Britons relying on their property to fund their retirements been urged to make separate arrangements and warned their plans are 'hopelessly optimistic'.
Almost three million working people in the UK – eight per cent of the population – currently view their property as a means to fund their lifestyle in retirement, research from Baring Asset Management has found.
Of the 2.8 million, 700,000 are aged between 55 and 64, with a further 200,000 aged 65 and over, meaning they have little time to build up additional funds.
Falls in the housing market over the last couple of years have illustrated the precarious nature of viewing property as the predominant source of income after finishing work.
In fact, contractions in the mortgage sector have wiped approximately £29 billion off the value of pension pots in the last year alone. In spite of this, three quarters of those relying on property have made no changes to their pension in the past 12 months.
Just four per cent have made firm alternative pension arrangements and are looking at other investment options available to them.
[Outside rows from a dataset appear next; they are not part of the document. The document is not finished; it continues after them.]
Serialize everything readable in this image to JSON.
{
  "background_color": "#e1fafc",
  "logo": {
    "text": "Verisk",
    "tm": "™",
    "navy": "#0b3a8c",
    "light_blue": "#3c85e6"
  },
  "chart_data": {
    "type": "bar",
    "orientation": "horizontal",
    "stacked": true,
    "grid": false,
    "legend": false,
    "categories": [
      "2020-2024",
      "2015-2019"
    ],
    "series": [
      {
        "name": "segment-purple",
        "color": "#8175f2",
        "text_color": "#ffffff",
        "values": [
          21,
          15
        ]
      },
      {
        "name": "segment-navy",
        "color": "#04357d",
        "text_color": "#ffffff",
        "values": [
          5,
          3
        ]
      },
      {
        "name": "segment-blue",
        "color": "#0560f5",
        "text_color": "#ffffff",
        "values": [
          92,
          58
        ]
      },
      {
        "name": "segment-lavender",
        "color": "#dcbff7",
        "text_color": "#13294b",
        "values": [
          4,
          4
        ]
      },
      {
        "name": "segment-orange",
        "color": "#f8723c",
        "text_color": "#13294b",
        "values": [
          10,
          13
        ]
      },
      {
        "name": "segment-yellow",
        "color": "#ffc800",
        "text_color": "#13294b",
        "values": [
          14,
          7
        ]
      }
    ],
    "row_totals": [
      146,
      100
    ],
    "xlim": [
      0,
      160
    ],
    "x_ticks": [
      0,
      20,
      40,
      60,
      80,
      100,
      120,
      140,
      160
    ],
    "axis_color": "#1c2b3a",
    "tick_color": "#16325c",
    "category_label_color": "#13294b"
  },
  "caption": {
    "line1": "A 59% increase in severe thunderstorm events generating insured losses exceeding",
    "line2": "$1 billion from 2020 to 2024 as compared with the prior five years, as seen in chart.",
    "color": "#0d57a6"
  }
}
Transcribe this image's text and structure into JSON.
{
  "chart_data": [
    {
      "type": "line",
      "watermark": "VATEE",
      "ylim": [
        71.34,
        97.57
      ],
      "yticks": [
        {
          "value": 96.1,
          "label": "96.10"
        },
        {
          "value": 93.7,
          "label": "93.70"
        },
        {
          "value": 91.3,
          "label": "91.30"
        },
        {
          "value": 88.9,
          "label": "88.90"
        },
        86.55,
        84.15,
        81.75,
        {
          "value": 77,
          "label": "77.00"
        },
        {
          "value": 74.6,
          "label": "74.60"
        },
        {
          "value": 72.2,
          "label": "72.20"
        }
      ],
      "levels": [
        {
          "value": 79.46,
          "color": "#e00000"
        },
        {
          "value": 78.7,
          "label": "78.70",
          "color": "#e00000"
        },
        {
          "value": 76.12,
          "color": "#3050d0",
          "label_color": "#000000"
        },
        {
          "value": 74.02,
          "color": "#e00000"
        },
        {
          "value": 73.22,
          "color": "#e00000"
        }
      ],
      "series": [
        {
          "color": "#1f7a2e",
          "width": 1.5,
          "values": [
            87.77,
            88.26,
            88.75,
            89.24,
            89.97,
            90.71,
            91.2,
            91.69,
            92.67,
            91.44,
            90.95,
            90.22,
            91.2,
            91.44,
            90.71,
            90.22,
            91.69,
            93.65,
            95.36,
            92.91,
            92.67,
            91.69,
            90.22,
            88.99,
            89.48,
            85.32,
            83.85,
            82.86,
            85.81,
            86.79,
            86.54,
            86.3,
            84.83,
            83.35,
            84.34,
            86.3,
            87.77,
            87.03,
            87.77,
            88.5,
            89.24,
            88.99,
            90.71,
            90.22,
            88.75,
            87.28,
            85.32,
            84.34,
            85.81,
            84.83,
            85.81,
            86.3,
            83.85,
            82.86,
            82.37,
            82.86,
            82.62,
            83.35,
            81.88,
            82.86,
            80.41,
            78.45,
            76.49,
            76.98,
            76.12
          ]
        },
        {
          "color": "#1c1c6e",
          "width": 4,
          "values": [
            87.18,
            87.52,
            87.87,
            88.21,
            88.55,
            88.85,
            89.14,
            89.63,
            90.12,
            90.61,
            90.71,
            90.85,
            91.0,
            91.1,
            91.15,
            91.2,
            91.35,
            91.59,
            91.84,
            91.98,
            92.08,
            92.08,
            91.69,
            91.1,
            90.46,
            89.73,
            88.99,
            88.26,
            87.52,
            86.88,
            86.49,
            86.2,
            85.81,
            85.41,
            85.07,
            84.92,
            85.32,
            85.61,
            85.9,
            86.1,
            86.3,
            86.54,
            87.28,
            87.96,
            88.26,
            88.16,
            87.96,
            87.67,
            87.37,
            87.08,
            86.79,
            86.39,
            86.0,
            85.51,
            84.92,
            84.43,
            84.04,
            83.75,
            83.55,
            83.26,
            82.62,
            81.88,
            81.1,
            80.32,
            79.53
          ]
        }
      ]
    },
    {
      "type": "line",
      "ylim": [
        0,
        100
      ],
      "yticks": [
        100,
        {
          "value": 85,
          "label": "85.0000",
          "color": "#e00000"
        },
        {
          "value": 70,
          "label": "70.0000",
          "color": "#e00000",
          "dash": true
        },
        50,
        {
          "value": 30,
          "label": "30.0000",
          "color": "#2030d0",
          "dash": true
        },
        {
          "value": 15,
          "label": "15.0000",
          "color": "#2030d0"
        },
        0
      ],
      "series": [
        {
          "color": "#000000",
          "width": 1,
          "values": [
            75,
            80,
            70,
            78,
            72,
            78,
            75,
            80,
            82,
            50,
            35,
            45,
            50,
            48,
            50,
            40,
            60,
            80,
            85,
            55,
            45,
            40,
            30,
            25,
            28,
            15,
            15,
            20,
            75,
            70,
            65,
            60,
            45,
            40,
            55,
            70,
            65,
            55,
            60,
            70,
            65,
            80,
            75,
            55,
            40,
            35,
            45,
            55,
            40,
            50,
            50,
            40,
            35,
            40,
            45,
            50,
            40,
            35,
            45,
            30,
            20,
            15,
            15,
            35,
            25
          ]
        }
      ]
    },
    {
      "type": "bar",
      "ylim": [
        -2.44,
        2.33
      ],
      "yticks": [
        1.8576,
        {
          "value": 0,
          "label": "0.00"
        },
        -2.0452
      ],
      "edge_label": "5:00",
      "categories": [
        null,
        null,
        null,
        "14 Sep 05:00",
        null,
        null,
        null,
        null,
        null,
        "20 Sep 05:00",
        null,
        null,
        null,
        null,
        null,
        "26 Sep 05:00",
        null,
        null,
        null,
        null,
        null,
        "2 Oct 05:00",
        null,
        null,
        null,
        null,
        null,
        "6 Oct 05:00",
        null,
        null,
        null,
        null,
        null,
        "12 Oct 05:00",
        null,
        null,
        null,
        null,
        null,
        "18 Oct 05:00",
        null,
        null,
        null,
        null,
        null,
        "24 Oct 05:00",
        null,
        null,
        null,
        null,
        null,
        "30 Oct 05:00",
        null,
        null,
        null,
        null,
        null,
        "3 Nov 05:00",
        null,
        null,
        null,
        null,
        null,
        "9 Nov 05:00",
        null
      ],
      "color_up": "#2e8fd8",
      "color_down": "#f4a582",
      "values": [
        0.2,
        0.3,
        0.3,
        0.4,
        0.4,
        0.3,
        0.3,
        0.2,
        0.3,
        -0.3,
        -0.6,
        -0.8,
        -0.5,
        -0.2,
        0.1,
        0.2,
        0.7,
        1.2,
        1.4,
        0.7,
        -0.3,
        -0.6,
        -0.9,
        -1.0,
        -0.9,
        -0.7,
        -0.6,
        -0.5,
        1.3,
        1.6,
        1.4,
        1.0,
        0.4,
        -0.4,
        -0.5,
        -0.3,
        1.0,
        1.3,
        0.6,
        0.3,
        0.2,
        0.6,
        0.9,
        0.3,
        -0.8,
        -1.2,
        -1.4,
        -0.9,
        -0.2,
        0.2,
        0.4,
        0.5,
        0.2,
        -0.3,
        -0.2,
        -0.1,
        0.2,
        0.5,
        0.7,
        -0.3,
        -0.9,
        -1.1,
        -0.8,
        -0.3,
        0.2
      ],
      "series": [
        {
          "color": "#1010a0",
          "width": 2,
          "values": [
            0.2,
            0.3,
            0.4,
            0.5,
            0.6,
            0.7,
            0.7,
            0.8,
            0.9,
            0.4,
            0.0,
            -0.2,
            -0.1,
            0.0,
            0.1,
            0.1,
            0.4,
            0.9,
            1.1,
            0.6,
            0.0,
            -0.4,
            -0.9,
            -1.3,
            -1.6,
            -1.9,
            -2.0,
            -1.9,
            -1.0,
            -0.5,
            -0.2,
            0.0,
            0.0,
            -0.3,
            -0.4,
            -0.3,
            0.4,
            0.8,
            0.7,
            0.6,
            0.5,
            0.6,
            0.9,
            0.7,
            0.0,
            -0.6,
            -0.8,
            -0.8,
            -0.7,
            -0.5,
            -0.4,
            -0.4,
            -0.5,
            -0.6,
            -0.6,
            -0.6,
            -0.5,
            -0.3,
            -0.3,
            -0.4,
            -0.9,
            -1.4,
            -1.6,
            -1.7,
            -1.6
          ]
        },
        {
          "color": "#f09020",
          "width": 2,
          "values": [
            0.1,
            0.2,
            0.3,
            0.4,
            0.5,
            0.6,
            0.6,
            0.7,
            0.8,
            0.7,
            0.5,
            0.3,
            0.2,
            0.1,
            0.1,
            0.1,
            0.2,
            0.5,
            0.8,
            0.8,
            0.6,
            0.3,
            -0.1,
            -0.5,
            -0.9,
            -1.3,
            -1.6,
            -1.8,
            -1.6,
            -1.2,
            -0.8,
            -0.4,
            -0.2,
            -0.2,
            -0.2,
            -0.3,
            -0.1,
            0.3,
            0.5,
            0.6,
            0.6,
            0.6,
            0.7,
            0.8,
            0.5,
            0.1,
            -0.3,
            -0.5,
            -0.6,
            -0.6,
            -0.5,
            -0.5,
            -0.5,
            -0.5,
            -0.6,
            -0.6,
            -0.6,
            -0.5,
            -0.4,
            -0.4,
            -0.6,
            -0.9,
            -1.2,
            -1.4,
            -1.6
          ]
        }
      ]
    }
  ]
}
"During the long house price boom, it was convenient to view your home or other property as your pension pot but recent events have exposed the risk of this approach," Marino Valensise, Chief Investment Officer at Barings, commented.
"What's really alarming is that so many people have not changed their retirement plans despite what's happened to house prices. Saving for retirement should start as early as possible and involve a well planned approach that controls risk through spreading investments across several asset classes.
"Apart from the tax efficient benefits of a pension plan, putting all your retirement eggs in the property basket is hopelessly optimistic."